For starters, not everyone has or wants a pedometer.  Having something track your steps all day can be stressful to some, creating the feeling that you’re a hamster in a cage running on a squeaky wheel.  However, if you are always carrying your iPhone or Android, both have apps that will track your number of steps every day.

The Health app on iPhone will even track as your steps increase.  If you want to go “old school”, set a timer for one minute and count your steps as you walk.  Once you have how many steps you walk in a minute, use that to calculate your total step-count every time you walk.

For overall health and vitality, 10,000 steps a day should be your baseline.  This would be between 4 to 5 miles of walking, depending on your stride. For example, a 6’2″ person may cover 5.5 miles, while a 5’6″ person covers 4.4 miles in 10,000 steps.  How can we add these extra steps a day?  You will be surprised how you can raise your daily steps with just some simple daily tricks and start closing the distance to that 10,000 step goal.

One simple hack for upping your step count is what I call the “parking handicap” (as opposed to handicap parking for folks who need the closer parking spaces).  In sports, a handicap is used to equalize competition between players by giving the less-skilled side an advantage or the better-skilled side a disadvantage.  In a parking lot, the parking handicap means I will park farther away from the entrance than others to get in more steps from and back to my car.  This is obviously easier in large parking lots than it would be in street parking situations but the opportunity almost always presents itself to walk an additional 100 steps in 50yd.  Of course, this parking tactic is only available when feasible and safe but it’s one that is most often missed as an opportunity.

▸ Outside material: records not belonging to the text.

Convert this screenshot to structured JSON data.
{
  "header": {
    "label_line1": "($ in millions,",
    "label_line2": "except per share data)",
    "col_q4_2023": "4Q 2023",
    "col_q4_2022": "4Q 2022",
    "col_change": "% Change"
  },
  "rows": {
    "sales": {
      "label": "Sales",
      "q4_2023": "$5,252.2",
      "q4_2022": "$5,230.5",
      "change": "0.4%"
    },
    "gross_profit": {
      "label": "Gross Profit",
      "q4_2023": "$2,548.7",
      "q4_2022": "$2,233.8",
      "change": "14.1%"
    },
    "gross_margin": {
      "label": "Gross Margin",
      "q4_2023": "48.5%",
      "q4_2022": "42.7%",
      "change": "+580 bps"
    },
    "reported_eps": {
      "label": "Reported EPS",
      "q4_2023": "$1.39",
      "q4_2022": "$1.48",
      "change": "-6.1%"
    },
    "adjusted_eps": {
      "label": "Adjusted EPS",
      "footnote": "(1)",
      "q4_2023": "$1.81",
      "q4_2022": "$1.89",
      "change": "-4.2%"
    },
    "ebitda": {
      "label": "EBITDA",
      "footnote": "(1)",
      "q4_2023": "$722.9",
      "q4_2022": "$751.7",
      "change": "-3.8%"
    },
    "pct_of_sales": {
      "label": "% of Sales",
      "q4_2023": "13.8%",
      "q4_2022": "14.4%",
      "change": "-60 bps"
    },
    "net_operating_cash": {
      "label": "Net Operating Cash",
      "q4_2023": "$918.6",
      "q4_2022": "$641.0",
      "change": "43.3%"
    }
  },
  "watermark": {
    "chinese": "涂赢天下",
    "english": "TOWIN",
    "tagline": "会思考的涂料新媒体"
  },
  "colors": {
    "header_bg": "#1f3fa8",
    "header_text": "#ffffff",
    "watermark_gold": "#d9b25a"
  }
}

If your job schedule allows for a lunch time, you can estimate how much time it normally takes you to eat, they use the rest or some of your allotted “lunch time” to walk.  Though eating a meal should be taking 15 to 20 minutes to eat in a healthy manner, the average American eats a meal in between 8 to 10minutes.  Rather than scroll on your phone for the remainder of your lunch break, get out and walk for 10-20minutes.  That’s another 1,000 to 2,000 steps and you may also get the benefits of being outside!

The benefits of even casual daily walking are many, but most people don’t realize it because they imagine “exercise” as something that is separate from their daily life.  A quick review of your daily schedule will show you how much you are already “exercising” just going about your day and with just minimal effort, you can increase your walking steps into the “sweet spot” of 10,000 steps for best health benefits.